Anyway, it seems she’s finished the translation and is relatively pleased with the result, except for a couple of sentences. She says she doesn’t really understand what I mean by them and asked if I could help ‘solve them’. The sentences were:
Outside, the sky hangs between pale blue and the peach wash of the sunset’s beginning.  Ben is in his usual place on the window seat.  Six feet two of him, folded into a corner of the sky.
And, later:
the peach wash has thickened to a buttermilk gold.
(OK, I know it’s the sort of writing that Elmore Leonard would cut because it ‘sounds like writing’, but I wrote the story a long time ago and I was deliberately aiming at being lyrical. So sue me.)

I really wanted to help with her translation but my first thought was: ‘Well, they’re just images, self-explanatory really’. But I remembered that I wrote the original version of the story for a competition on the theme ‘The Colours of Love’. (It came second and I won £100.) So I wasn’t just trying to paint pretty pictures.

In the end, my answer to her email went as follows:
‘Both sentences are really there to contribute to the theme of colours that runs through the story. The changing colours indicate its development – so there’s lots of brightness and sunshine during the happy days but, as her relationship with her son goes sour, it’s the darker colours which predominate. So here, specifically, the sky is pale blue but the sun is setting, so the blue is giving way to a peach wash (‘wash’ is a term from painting which suggests the colour isn’t intense but diluted). Both colours are fading – the blue is pale, the peach is a wash. And all of this is a visual background seen through the window for the silhouette of Ben. He’s folded into a corner of the sky, which means that he’s a dark, colourless shape. And, as the peach wash thickens to a buttermilk gold, it means the sky gets darker, gold is darker than peach and buttermilk is thicker than a wash. So, in the end, the colour images – which are an important part of the story – help to stress how what starts out as a beautiful, clear love becomes corrupted and evil. Darkness takes over from light, except in the mother’s troubled mind.’

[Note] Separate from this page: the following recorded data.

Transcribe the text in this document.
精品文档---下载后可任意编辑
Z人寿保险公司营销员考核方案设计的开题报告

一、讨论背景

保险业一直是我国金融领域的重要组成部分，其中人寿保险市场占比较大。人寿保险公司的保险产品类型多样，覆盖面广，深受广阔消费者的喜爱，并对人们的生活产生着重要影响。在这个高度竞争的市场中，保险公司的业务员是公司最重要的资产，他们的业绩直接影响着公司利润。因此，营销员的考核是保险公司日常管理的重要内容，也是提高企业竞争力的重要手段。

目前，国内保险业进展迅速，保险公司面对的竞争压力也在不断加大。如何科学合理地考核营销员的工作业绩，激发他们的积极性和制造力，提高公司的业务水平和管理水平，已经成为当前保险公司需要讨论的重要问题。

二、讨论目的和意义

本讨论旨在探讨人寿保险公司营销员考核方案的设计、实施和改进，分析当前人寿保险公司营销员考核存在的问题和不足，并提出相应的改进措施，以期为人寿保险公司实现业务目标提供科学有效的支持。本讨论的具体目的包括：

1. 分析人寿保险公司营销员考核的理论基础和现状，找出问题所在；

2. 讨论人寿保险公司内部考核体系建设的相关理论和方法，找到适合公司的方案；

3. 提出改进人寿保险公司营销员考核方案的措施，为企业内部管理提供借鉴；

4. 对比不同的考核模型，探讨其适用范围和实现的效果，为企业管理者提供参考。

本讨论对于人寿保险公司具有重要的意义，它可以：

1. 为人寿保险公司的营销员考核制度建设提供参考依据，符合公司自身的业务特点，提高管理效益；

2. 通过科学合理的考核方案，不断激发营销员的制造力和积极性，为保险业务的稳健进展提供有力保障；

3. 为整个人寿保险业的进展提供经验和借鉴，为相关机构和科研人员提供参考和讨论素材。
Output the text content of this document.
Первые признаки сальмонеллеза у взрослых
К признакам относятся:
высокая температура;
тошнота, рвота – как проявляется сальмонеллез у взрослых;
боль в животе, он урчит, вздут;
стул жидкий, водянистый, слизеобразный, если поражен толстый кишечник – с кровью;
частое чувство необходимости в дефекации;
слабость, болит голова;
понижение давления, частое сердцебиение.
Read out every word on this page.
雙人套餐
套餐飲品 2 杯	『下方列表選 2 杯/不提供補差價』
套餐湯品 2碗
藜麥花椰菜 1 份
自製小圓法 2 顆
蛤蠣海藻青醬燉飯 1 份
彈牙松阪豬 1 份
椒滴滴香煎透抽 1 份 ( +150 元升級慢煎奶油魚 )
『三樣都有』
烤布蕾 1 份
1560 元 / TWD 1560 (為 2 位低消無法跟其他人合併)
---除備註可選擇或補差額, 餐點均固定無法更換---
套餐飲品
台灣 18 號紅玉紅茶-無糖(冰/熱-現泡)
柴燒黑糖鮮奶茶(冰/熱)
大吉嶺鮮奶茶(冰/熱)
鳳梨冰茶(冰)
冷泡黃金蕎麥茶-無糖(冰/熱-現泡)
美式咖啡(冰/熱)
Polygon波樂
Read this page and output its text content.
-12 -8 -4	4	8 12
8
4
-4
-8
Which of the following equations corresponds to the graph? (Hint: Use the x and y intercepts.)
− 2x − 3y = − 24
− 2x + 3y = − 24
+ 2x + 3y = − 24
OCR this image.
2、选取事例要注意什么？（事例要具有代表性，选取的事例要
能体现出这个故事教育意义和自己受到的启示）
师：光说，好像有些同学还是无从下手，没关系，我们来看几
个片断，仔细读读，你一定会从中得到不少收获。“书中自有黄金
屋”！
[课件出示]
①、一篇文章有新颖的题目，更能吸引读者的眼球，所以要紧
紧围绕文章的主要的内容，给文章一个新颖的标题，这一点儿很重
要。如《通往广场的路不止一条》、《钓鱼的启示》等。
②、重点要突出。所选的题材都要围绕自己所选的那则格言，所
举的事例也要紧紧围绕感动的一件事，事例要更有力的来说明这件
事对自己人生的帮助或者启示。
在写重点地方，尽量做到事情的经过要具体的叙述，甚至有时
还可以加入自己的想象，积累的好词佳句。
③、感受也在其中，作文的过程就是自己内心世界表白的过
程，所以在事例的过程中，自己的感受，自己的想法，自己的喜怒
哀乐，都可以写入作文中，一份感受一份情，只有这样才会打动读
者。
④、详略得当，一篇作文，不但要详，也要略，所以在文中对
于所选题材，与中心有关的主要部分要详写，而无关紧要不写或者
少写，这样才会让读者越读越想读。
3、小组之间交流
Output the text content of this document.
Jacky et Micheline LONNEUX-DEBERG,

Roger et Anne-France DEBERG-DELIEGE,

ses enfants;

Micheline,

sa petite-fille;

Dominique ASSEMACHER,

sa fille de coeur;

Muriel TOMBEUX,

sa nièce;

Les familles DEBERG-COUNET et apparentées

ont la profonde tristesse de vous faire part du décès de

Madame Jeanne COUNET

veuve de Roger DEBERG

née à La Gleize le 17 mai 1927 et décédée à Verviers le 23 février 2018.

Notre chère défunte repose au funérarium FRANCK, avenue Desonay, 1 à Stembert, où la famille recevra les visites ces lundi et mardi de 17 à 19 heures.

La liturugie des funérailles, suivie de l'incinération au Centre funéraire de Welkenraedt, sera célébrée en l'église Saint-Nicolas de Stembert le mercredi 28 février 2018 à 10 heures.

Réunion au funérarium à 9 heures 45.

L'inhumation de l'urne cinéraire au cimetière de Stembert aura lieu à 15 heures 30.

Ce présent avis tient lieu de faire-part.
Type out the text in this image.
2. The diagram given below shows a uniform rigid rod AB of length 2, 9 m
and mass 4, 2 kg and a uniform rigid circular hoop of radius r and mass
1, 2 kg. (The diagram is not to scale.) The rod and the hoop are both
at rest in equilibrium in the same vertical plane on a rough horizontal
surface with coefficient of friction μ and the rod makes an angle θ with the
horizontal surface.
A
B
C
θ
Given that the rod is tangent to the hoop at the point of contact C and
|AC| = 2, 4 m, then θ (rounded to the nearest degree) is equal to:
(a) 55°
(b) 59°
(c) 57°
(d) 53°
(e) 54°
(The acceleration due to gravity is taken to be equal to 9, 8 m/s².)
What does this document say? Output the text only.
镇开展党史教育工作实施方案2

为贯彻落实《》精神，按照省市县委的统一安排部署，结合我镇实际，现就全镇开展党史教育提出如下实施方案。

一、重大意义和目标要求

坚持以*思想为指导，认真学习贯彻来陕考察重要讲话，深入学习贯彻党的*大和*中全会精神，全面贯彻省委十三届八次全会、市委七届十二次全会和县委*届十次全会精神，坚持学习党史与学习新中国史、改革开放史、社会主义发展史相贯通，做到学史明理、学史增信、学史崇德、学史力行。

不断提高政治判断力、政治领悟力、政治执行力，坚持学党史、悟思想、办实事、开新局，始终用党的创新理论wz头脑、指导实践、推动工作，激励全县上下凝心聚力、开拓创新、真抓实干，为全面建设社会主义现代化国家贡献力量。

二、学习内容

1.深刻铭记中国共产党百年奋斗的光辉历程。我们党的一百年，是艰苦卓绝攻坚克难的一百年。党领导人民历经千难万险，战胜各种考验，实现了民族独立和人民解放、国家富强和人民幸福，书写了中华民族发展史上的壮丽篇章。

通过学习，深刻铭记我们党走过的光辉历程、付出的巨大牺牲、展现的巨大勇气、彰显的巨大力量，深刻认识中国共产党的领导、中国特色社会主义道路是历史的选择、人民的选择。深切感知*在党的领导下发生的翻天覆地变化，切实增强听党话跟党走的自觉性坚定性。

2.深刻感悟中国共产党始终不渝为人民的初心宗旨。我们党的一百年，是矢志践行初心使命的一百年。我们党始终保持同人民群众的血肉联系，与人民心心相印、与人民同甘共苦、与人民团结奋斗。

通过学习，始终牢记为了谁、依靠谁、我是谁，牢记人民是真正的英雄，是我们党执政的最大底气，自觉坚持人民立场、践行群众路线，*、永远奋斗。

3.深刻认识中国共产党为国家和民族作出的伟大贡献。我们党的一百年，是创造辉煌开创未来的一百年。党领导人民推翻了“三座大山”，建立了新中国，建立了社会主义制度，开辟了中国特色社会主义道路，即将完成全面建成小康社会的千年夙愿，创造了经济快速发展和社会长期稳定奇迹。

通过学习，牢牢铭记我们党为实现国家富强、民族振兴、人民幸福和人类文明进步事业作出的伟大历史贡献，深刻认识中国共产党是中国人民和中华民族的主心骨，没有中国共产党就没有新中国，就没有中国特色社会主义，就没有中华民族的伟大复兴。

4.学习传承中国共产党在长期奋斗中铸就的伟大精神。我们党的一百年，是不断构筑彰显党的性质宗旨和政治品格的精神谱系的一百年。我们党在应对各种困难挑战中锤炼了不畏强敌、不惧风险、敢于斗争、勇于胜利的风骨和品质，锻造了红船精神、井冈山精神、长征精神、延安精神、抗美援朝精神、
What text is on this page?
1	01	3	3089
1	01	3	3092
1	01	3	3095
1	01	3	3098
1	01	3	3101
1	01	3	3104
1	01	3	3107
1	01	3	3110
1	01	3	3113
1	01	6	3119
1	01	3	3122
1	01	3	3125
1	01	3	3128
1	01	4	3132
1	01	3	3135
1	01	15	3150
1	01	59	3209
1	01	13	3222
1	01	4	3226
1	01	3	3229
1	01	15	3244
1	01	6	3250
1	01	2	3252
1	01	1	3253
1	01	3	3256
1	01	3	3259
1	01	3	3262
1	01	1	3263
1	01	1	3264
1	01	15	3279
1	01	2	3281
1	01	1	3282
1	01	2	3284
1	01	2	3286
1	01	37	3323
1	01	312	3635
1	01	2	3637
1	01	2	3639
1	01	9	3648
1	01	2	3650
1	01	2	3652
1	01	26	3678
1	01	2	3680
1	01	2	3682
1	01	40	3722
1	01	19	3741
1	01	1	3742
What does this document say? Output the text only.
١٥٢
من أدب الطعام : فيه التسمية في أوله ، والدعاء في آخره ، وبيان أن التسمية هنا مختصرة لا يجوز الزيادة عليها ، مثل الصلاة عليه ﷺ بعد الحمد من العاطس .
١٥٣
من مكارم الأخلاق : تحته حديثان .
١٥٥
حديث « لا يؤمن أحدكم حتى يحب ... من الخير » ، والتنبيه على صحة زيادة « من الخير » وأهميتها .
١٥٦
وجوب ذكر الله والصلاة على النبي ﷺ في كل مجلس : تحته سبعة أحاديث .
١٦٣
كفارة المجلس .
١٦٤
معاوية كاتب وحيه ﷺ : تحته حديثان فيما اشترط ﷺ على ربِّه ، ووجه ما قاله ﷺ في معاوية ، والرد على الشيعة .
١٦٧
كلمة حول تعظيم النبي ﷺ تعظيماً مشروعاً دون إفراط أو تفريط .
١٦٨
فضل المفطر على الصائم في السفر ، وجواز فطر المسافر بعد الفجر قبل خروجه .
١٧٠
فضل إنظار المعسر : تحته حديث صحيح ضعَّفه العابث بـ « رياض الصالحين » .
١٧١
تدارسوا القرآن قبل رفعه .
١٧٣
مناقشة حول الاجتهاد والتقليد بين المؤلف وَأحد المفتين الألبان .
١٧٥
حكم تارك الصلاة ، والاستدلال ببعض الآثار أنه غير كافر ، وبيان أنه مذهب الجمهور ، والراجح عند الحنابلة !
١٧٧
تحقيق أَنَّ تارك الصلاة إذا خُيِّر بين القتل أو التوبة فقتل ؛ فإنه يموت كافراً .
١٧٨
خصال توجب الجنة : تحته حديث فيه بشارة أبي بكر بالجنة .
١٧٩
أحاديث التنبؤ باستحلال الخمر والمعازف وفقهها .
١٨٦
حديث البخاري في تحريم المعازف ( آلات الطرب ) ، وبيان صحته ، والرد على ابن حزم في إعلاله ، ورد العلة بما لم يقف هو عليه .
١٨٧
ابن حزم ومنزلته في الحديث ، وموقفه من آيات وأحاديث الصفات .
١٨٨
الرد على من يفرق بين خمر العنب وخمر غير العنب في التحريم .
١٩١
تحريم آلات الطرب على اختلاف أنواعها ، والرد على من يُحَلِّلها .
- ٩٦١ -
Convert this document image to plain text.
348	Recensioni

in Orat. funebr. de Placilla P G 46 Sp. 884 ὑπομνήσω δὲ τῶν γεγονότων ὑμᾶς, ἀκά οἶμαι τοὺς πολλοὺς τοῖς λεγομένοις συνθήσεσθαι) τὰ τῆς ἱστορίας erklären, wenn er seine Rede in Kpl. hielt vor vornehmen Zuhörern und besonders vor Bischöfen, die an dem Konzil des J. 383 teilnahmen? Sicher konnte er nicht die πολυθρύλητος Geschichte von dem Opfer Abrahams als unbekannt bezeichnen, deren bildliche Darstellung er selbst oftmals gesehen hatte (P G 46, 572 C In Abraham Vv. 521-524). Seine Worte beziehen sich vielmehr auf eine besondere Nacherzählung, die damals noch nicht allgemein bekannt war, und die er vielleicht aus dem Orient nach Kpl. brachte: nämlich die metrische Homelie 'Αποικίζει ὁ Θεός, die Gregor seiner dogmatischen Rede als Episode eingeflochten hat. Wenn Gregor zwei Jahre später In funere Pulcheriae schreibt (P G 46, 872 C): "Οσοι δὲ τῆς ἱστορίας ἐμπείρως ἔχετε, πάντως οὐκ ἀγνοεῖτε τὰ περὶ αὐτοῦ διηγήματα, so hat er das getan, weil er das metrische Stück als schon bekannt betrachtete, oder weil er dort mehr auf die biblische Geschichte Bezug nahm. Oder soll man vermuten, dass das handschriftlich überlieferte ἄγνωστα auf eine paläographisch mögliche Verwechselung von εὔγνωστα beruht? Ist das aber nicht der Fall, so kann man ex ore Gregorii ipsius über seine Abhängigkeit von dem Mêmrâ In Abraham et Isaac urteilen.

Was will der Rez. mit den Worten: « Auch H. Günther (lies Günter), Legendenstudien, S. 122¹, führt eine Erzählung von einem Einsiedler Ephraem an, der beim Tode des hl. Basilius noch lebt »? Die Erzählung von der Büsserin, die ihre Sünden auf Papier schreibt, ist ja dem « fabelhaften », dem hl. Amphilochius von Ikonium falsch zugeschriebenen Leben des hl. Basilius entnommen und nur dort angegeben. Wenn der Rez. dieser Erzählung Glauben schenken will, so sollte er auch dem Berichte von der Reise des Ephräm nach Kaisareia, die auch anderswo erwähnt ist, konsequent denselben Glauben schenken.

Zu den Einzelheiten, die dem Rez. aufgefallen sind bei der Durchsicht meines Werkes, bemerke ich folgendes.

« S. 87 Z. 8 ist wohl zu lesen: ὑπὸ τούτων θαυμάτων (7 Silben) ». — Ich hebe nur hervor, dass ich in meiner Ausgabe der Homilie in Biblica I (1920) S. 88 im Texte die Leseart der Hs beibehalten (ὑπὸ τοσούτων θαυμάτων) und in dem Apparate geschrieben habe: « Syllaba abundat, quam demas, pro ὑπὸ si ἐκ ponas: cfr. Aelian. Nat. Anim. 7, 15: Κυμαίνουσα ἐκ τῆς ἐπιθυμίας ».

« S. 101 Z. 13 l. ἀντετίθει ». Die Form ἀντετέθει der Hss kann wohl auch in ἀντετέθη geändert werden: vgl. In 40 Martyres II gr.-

Well, that was the theory, but I certainly didn’t have such conscious thoughts as I was writing it all. However, if readers are puzzled by it, it means Elmore’s right and the writing is getting in the way of the meaning. My real reaction, though, was that translating is incredibly difficult, even if you’re truly bilingual. Is a ‘horse’ exactly the same as a ‘pferd’, a ‘cheval’, an ‘equus’, a ‘hippos’ or a ‘cavallo’? And even if you’re convinced they’re all equal, what happens to the meaning when you put the word into a context that maybe carries a subtext? And how does the actual sound of each relate to the other sounds around it? And what if its main contribution is rhythmic rather than connotative or literal? And all of that before you take into account the cultural baggage every language carries.

I’ve no idea what effect my story will have in Persian, but, in case you’ve never come across the expression I used as a title here – Traduttore, traditore – it’s approximately ‘A translator is a traitor’. It sort of sums up the problem but the English has none of the panache and flourish of the echoes in the Italian.